Sunday, July 5, 2020

Under the Hood: Explaining SSAO

Today we'd like to explain a new graphical feature that we are introducing to our games with update 1.38. The article is very technical - we have asked our programmers to help out, and the explanation is quite complex. However, we felt that it may actually be interesting for at least some of the people in our audience to be exposed to this material - to see that what is happening under the hood of a game engine involves a lot of research and hard work of our programming team. In addition to the technical details, we thought that providing the context and explaining the performance trade-offs may be useful and important for most of the players.

Jaroslav a.k.a.Cim 
(one of our brave and skilled programmers working on graphics improvements)

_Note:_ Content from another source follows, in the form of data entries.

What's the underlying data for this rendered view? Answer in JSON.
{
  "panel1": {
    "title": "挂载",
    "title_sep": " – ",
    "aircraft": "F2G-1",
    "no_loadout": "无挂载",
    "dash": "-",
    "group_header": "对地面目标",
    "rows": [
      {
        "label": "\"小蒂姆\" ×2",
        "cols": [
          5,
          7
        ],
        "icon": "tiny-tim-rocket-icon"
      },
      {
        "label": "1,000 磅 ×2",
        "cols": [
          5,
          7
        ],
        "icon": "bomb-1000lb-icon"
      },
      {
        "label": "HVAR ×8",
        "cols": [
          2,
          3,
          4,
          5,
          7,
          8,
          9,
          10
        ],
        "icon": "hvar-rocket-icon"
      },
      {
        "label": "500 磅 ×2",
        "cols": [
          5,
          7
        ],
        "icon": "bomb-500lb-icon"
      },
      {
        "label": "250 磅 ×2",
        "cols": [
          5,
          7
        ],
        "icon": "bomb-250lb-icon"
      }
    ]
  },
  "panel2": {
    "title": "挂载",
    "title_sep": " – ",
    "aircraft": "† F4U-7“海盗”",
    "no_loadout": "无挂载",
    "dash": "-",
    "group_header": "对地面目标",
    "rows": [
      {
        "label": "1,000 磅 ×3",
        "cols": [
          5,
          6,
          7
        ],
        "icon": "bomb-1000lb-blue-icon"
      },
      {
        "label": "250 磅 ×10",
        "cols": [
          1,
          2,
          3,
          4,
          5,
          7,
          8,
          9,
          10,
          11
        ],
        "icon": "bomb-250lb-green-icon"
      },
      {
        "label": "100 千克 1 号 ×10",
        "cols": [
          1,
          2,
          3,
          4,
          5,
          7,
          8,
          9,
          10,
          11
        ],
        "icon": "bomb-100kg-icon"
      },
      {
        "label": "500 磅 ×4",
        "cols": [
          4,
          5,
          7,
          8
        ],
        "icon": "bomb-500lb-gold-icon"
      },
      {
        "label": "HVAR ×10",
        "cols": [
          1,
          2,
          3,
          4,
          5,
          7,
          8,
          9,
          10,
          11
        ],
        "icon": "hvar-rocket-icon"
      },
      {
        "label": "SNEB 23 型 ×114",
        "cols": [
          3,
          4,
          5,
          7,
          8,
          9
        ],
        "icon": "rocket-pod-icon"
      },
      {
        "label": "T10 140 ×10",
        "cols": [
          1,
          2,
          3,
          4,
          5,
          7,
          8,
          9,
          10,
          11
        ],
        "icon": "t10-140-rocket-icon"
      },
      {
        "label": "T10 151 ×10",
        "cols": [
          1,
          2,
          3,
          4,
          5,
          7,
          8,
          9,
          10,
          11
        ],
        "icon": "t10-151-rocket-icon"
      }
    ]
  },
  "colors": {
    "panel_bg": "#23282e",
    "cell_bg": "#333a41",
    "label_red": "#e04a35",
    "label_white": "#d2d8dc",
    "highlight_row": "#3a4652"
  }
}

The TLDR summary of the text below is that Screen Space Ambient Occlusion is a cool new but performance-heavy technique to enrich the rendering of our game world. You do not have to use it if you feel it lowers performance too much for your liking, or you may like it and can afford to trade a few frames per second for improved shadow and depth perception. The effect may be subtle, it mostly works on subconsciousness level, but once you get used to it, it may be hard to go back. It is another milestone in our lighting/shadowing improvements plan that we are now executing, to be followed by new HDR light processing and introduction of more normal-mapped surfaces in upcoming updates.

The technique has its limitations and quirks. It has been used by several AAA games in recent years, and even if it's not perfect, it helps the human perception system to understand the scene better, and we hope that adding it to the technology mix of our truck sims is beneficial. We will no doubt want to introduce additional ways of shadowing computation that will improve or even supersede it.

We are under constant pressure to improve the looks of our game by a vocal subset of our fan base. At the same time, there is always a desire to make the games run faster. On top of these sometimes competing requests coming from the playerbase, our very own art department is ever eager to get hold of new graphical toys to make our game richer and better. Whenever we introduce a new graphical feature into the game, we try to do it in a way that doesn't hurt the performance for players with older computers, we don't want to make the game incompatible for our existing customers. That's why there is an option to switch SSAO off completely, and several settings for its quality/performance.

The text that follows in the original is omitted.